Brain metastases are usually diagnosed via magnetic resonance imaging (MRI). If there are multiple tumors seen on an MRI, this suggests that a tumor somewhere else in the body has spread to the brain. Doctors of lung cancer patients will order imaging tests if they suspect that the cancer has spread to the brain.

Treatment Options

As is often highlighted with all types of cancer, early detection saves lives. Thus, if diagnosed and treated early, brain metastases usually do respond to therapy. Treatment for brain metastases depends largely on the following factors:

  • size and number of tumors
  • location of the tumors in the brain
  • genetic characteristics of the metastases
  • the extent of disease outside the brain
  • overall health of the patient

Today, there are several treatment options available for brain metastases and while these treatments are not considered possible cures, they do aim to reduce pain and increase how long you live with lung cancer that has spread to the brain. These treatments can make a significant difference in quality of lives for patients with brain metastases.

Surgery is an option for people with only one or two brain metastases that are easily accessible and uncomplicated or patients with a larger tumor that is causing compressive symptoms. Surgery could involve either complete or partial removal of a tumor to help alleviate symptoms and may be followed by whole-brain radiation.

Radiation therapy is another option and involves the use of X-rays or other high-energy beams to kill cancer cells, and different methods of radiation are used to treat brain metastases.

Another type of treatment is targeted therapy which can identify and attack specific cancer cells with minimal harm to normal cells. Targeted drugs for specific genetic mutations are sometimes able to penetrate the blood-brain barrier with some of the newer drugs showing encouraging signs of being effective at treating brain metastases.

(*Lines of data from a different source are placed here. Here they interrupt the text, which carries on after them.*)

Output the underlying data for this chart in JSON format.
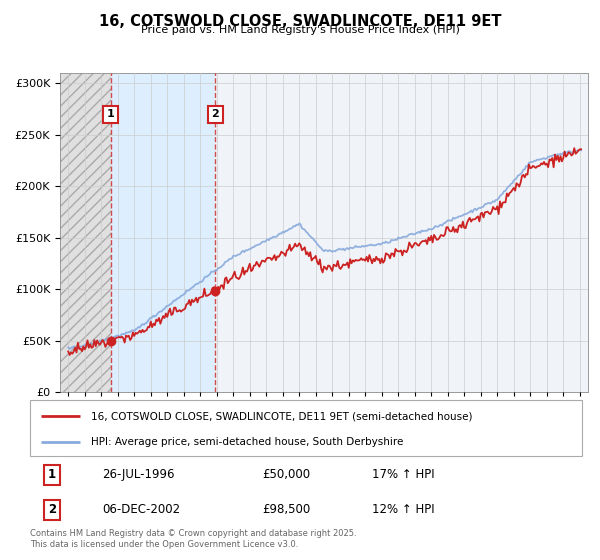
{
  "title": "16, COTSWOLD CLOSE, SWADLINCOTE, DE11 9ET",
  "subtitle": "Price paid vs. HM Land Registry's House Price Index (HPI)",
  "legend_line1": "16, COTSWOLD CLOSE, SWADLINCOTE, DE11 9ET (semi-detached house)",
  "legend_line2": "HPI: Average price, semi-detached house, South Derbyshire",
  "footer": "Contains HM Land Registry data © Crown copyright and database right 2025.\nThis data is licensed under the Open Government Licence v3.0.",
  "sale1_label": "1",
  "sale1_date": "26-JUL-1996",
  "sale1_price": "£50,000",
  "sale1_hpi": "17% ↑ HPI",
  "sale1_year": 1996.57,
  "sale1_value": 50000,
  "sale2_label": "2",
  "sale2_date": "06-DEC-2002",
  "sale2_price": "£98,500",
  "sale2_hpi": "12% ↑ HPI",
  "sale2_year": 2002.92,
  "sale2_value": 98500,
  "price_color": "#cc2222",
  "hpi_color": "#88aadd",
  "hatch_region_color": "#e8e8e8",
  "blue_region_color": "#ddeeff",
  "ylim_min": 0,
  "ylim_max": 310000,
  "xlim_min": 1993.5,
  "xlim_max": 2025.5,
  "background_color": "#f0f4f8",
  "grid_color": "#cccccc"
}
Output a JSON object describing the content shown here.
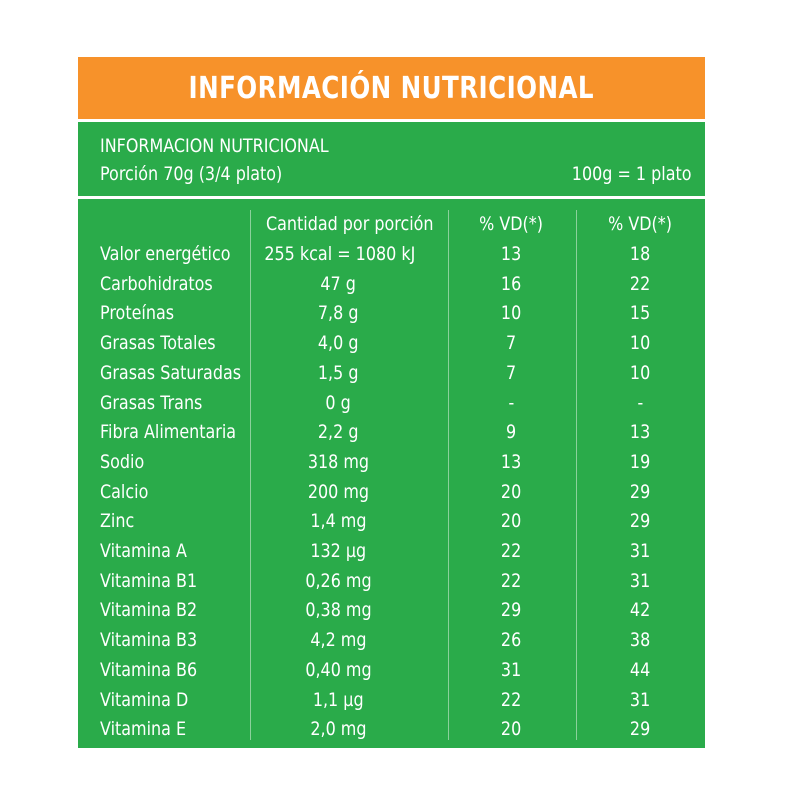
{
  "banner": {
    "title": "INFORMACIÓN NUTRICIONAL"
  },
  "header": {
    "line1": "INFORMACION NUTRICIONAL",
    "line2": "Porción 70g (3/4 plato)",
    "right": "100g = 1 plato"
  },
  "columns": {
    "quantity": "Cantidad por porción",
    "vd1": "% VD(*)",
    "vd2": "% VD(*)"
  },
  "rows": [
    {
      "name": "Valor energético",
      "qty": "255 kcal = 1080 kJ",
      "vd1": "13",
      "vd2": "18"
    },
    {
      "name": "Carbohidratos",
      "qty": "47 g",
      "vd1": "16",
      "vd2": "22"
    },
    {
      "name": "Proteínas",
      "qty": "7,8 g",
      "vd1": "10",
      "vd2": "15"
    },
    {
      "name": "Grasas Totales",
      "qty": "4,0 g",
      "vd1": "7",
      "vd2": "10"
    },
    {
      "name": "Grasas Saturadas",
      "qty": "1,5 g",
      "vd1": "7",
      "vd2": "10"
    },
    {
      "name": "Grasas Trans",
      "qty": "0 g",
      "vd1": "-",
      "vd2": "-"
    },
    {
      "name": "Fibra Alimentaria",
      "qty": "2,2 g",
      "vd1": "9",
      "vd2": "13"
    },
    {
      "name": "Sodio",
      "qty": "318 mg",
      "vd1": "13",
      "vd2": "19"
    },
    {
      "name": "Calcio",
      "qty": "200 mg",
      "vd1": "20",
      "vd2": "29"
    },
    {
      "name": "Zinc",
      "qty": "1,4 mg",
      "vd1": "20",
      "vd2": "29"
    },
    {
      "name": "Vitamina A",
      "qty": "132 µg",
      "vd1": "22",
      "vd2": "31"
    },
    {
      "name": "Vitamina B1",
      "qty": "0,26 mg",
      "vd1": "22",
      "vd2": "31"
    },
    {
      "name": "Vitamina B2",
      "qty": "0,38 mg",
      "vd1": "29",
      "vd2": "42"
    },
    {
      "name": "Vitamina B3",
      "qty": "4,2 mg",
      "vd1": "26",
      "vd2": "38"
    },
    {
      "name": "Vitamina B6",
      "qty": "0,40 mg",
      "vd1": "31",
      "vd2": "44"
    },
    {
      "name": "Vitamina D",
      "qty": "1,1 µg",
      "vd1": "22",
      "vd2": "31"
    },
    {
      "name": "Vitamina E",
      "qty": "2,0 mg",
      "vd1": "20",
      "vd2": "29"
    }
  ],
  "colors": {
    "orange": "#f7922a",
    "green": "#2aab4a",
    "text": "#ffffff"
  }
}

In general, chemotherapy is not effective in treating brain metastases due to the presence of the blood-brain barrier, that serves to keep toxins (including chemotherapy drugs) out of the brain. However, chemotherapy may reduce the size of tumors in the lungs thus limiting their ability to spread to the brain.

Spreading Awareness

Early detection is the best tool at diagnosing brain metastases. Because most metastatic brain tumors arise from existing lung and breast cancers and melanoma, it is important to treat those primary cancers as this will reduce the chance of developing brain metastases. Being aware of your risk for developing brain metastases is another step towards prevention so speak to your healthcare provider about your individual risk for developing metastatic brain tumors.

The most important thing to remember is that it is not all doom and gloom. Research as well as new drugs/ treatment options have been extremely encouraging and have shown positive results. 10 years ago, people diagnosed with a brain metastasis survived, on average, less than 6 months. Whereas these days, new treatments have emerged allowing people with brain metastases to live longer than ever before.